2007-10-31

Si vous n'avez rien à dire, dites-le en grec ou en latin

Dans un billet précédent, nous contions l'anecdote du pauvre bougre qui, digérant mal, apprend de la bouche de son médecin qu'il fait de la dyspepsie (mot qui signifie en grec « mauvaise digestion »). Depuis, chaque fois que nous feuilletons un article de psychologie ou de sociologie, nous ne manquons pas de tomber sur des exemples similaires. Voici donc le dernier en date :

Leur découverte commence par un beau matin d'octobre 1887, lorsqu'un certain Monsieur C. s'installe avec un bon livre, et constate avec surprise qu'il ne sait plus lire. « Cécité verbale pure », tel est le diagnostic établi alors par le neurologue Joseph-Jules Déjerine. Aujourd'hui, on parle d'alexie.
(Sciences humaines, octobre 2007, p. 60)

Mais que veut dire cécité verbale au juste? Ça signifie que Monsieur C. est aveugle aux mots, bref qu'il ne peut plus lire. « Merci docteur de m'avoir prévenu… non, non inutile de mettre votre diagnostic par écrit, ça ira comme ça. Au fait, existe-t-il des cas de cécité verbale impure? »

Un siècle plus tard, on a quand même évolué. L'homme de sciences moderne ignorant désormais le latin, il ne se gêne pas pour rendre son verdict en grec. Alexie signifie tout simplement que Monsieur C. est incapable de lire.

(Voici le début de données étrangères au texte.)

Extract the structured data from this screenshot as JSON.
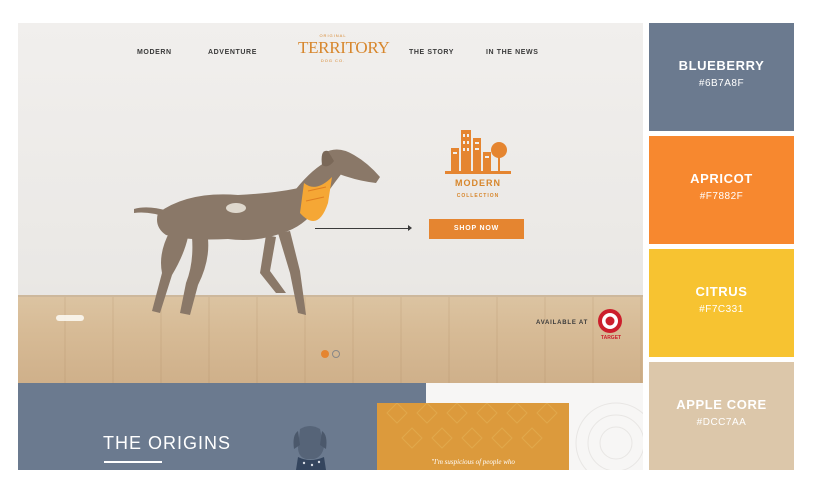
{
  "nav": {
    "links": [
      "MODERN",
      "ADVENTURE",
      "THE STORY",
      "IN THE NEWS"
    ],
    "logo_top": "ORIGINAL",
    "logo": "TERRITORY",
    "logo_bottom": "DOG CO."
  },
  "hero": {
    "collection_title": "MODERN",
    "collection_subtitle": "COLLECTION",
    "shop_button": "SHOP NOW",
    "available_at": "AVAILABLE AT",
    "retailer": "TARGET",
    "slider": {
      "total": 2,
      "active": 1
    }
  },
  "lower": {
    "origins_title": "THE ORIGINS",
    "quote": "\"I'm suspicious of people who"
  },
  "palette": [
    {
      "name": "BLUEBERRY",
      "hex": "#6B7A8F"
    },
    {
      "name": "APRICOT",
      "hex": "#F7882F"
    },
    {
      "name": "CITRUS",
      "hex": "#F7C331"
    },
    {
      "name": "APPLE CORE",
      "hex": "#DCC7AA"
    }
  ]
}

Si on croisait dyspepsie (« digère mal ») avec alexie (« ne peut pas lire »), on obtiendrait dyslexie (« lit mal »). Finalement, ce n'est pas si dur que ça, de parler dans un langage savant.

Ce qui nous amène aux propos de l'article cité plus haut. Il y est question des Neurones de la lecture, un ouvrage de l'expert du cerveau Stanislas Dehaene, publié chez Odile Jacob. On y apprend que notre cerveau, bien qu'il n'ait guère eu le temps d'évoluer depuis des dizaines de milliers d'années, possédait déjà la capacité de déchiffrer un texte bien avant l'invention de l'écriture. Selon Dehaene, cité dans l'article, « l'étape charnière de la lecture, c'est le décodage des graphèmes en phonèmes », autrement dit la conversion des lettres en sons. La vieille méthode du B-A-BA est donc la façon idéale d'apprendre à lire.

La méthode dite globale, tant vantée par les pédago, reposerait donc, d'après Dehaene, sur une perception naïve de l'écriture : la reconnaissance globale des mots par les adultes provient d'un automatisme. Bref, pour apprendre à lire avec la méthode globale, il faut déjà posséder une solide expérience de la lecture! Inutile de s'étendre sur le désastre.

Récréation : Et maintenant, jouons à la méthode globale.

Expérience classique du cours de perfectionnement des maîtres :

  • Le pédago inscrit au tableau le mot automobile.
  • Les professeurs qui suivent son cours, réputé de niveau universitaire, doivent avouer qu'ils ont déchiffré le mot globalement, sans analyser les lettres une par une. Les plus cancres s'extasient devant tant de science, les plus intelligents restent légèrement sceptiques.
  • Le pédago inscrit maintenant au tableau le mot Locomotive.
  • Cette fois, la classe est unanime. Tout le monde a reconnu d'emblée la locomotive. Certains distinguent même les roues et la cheminée (d'où l'intérêt du L majuscule).
  • Tous les profs reçoivent une note de A (ou 20 sur 20), et on se quitte emballés d'avoir tant appris, aux frais de l'État.